Bon, le week-end commence mal pour moi, il faut que je pousse plusieurs coups de gueule.
1 - Pourquoi les leaders n'attaquent-ils pas ? Gestion d'une course de 3 semaines ? Non, en se mettant à bloc pendant 10km on ne laisse pas beaucoup de traces, et la bosse non répertoriée était tout aussi dure que la rampe finale. Je suis sûr que certains leaders, moins forts actuellement, auraient été lâchés et auraient pu perdre 20-30 secondes si Roglic ou Yates étaient passés à l'offensive. Et il y a encore un jour de "récup" jusqu'au chrono ...
2 - A la rigueur, si tu ne comptes pas attaquer, ok ! Mais pourquoi fais-tu rouler tes équipiers à bloc avant la dernière rampe ? Pour te placer ? Sur une route qui fait au moins 6 mètres de large ...

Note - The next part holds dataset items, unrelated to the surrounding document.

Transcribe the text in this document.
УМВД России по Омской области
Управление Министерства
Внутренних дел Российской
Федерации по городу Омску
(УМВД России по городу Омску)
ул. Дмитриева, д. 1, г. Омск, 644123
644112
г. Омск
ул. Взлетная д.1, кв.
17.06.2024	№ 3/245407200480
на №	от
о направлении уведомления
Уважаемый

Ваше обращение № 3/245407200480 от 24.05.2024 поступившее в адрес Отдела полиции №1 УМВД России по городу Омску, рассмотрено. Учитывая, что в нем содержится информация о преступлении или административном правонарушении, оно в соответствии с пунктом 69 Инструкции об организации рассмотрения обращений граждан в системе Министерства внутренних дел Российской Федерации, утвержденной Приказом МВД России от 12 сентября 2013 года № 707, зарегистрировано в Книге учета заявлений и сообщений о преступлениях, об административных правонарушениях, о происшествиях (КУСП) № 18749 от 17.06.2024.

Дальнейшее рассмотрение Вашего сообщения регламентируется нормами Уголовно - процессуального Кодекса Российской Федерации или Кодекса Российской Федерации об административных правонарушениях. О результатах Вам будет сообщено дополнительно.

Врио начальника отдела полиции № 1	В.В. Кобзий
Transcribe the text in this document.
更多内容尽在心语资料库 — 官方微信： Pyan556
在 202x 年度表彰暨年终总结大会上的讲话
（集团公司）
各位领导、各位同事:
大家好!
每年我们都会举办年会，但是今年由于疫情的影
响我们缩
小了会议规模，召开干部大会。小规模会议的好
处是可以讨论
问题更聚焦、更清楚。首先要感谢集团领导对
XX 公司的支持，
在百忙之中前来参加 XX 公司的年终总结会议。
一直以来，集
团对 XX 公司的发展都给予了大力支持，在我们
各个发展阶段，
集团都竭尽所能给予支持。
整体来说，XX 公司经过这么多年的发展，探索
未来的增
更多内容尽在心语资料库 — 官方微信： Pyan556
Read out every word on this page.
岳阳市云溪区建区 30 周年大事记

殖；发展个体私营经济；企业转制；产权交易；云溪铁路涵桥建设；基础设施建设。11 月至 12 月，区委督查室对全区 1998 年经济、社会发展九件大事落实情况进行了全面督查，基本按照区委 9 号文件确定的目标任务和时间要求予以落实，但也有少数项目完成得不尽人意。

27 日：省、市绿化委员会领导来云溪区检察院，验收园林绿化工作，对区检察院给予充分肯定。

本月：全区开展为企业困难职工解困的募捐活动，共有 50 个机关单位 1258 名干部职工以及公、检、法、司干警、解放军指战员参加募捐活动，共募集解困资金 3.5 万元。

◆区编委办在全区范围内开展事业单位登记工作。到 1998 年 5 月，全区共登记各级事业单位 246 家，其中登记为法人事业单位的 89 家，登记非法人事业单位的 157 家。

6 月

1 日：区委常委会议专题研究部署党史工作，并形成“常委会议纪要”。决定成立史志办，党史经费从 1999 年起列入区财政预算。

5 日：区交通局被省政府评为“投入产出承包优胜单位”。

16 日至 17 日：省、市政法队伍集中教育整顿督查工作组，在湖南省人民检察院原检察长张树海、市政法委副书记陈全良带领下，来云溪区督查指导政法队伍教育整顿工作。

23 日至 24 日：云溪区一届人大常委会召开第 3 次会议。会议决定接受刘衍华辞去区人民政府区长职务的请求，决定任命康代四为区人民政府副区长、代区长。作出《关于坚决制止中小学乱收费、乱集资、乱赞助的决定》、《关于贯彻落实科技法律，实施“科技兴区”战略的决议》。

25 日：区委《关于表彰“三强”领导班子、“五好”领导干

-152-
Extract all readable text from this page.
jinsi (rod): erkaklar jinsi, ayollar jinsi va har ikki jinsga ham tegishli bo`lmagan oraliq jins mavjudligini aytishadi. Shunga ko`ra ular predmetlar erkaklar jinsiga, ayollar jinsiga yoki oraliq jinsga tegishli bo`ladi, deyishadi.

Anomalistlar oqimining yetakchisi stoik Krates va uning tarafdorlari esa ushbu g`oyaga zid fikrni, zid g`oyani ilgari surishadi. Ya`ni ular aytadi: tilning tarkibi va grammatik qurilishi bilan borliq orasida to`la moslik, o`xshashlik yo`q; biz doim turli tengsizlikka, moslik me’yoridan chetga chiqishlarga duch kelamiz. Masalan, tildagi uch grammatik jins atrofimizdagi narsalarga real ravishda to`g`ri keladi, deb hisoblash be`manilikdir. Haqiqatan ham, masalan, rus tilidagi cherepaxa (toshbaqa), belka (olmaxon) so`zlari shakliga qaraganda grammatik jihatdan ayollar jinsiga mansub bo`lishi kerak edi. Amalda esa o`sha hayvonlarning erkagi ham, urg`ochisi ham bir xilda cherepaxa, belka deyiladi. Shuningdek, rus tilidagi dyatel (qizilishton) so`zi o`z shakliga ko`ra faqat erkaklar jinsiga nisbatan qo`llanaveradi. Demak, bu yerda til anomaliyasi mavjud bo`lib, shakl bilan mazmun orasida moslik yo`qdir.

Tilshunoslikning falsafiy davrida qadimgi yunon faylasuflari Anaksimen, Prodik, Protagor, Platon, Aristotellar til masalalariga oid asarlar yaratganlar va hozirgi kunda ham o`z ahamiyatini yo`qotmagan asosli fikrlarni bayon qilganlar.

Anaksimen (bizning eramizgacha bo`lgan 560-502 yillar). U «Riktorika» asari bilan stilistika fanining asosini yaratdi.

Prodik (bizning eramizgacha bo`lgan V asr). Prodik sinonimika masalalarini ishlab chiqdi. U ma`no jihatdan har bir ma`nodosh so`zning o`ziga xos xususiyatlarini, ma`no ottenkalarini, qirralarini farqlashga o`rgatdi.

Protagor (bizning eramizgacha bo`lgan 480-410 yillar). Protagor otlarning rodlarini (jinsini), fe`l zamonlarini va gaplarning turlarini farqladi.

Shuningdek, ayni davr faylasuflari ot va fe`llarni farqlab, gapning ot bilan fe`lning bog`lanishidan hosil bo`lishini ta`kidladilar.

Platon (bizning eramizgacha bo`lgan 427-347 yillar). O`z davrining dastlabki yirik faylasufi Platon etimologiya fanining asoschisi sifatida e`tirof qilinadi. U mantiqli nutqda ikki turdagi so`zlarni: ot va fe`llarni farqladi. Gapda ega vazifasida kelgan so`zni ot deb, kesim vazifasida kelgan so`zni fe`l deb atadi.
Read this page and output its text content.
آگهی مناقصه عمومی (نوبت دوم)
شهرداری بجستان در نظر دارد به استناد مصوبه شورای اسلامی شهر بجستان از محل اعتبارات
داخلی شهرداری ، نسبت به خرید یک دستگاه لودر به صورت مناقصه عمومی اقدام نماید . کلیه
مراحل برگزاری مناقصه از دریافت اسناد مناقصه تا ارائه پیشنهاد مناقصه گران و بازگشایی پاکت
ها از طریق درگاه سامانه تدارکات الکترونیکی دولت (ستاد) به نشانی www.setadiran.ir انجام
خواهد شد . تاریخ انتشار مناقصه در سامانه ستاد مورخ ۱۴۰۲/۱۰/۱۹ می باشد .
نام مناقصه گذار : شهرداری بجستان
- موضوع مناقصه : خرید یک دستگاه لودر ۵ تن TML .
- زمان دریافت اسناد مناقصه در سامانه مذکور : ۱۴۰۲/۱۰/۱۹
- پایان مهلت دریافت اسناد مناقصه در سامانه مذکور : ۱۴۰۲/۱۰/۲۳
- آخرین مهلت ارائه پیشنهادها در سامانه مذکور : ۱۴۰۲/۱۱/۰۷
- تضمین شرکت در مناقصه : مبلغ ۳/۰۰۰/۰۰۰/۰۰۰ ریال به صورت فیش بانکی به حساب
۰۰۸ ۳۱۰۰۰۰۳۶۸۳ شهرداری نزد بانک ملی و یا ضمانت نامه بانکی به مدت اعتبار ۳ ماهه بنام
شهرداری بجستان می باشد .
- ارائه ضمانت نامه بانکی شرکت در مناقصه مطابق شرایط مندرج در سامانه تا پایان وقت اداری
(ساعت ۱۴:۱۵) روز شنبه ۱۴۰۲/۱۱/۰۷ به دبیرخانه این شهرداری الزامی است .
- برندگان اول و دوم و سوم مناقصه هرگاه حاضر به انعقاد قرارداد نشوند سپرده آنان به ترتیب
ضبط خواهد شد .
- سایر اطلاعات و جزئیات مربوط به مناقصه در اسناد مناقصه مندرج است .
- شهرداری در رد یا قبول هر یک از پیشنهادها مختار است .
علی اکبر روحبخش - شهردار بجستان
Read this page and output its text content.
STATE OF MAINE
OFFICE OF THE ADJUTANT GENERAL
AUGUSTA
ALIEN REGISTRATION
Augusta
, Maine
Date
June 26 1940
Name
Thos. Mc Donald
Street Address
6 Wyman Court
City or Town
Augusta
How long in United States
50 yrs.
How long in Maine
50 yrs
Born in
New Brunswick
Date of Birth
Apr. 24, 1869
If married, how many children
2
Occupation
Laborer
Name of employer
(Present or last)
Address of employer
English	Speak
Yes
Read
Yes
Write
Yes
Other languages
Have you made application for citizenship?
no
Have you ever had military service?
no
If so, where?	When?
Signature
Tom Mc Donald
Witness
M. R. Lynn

On a donc un Giro qui ressemble de plus en plus au Tour de France et malheureusement ce n'est pas un compliment.
3 - Comment devient-on journaliste cyclisme ? Parce que là sérieusement, j'en ai marre ! Plusieurs d'entre nous seraient capables d'être plus pertinents, de s'exprimer mieux, que ce Patrick C. Je ne peux voir que ce que la télé montre, et pourtant je reconnais les coureurs mieux que lui, il annonce l'attaque devant d'un mec lâché il y a dix minutes, il traduit la moitié des phrases de travers pendant les interviews en anglais ... Pas aidé par Riblon qui fait une faute toutes les deux minutes ...
Décidément ce début de Giro est TRES long.
Bravo à Bilbao qui l'a joué fine. Il a su attaquer de manière incisive mais surtout au bon moment, quand Formolo est à l'avant du groupe et qu'il est en train de pousser depuis un moment. Après il lui fallait les jambes pour tenir, il les a eues. Bien ! Ca m'a rappelé sa victoire sur le Tour des Alpes l'an dernier, en costaud.
Etonné de voir De Gendt se relever ... Peut-être n'avait-il pas les jambes, ça ne lui ressemble pas de se planter sur les chances d'une échappée d'aller au bout.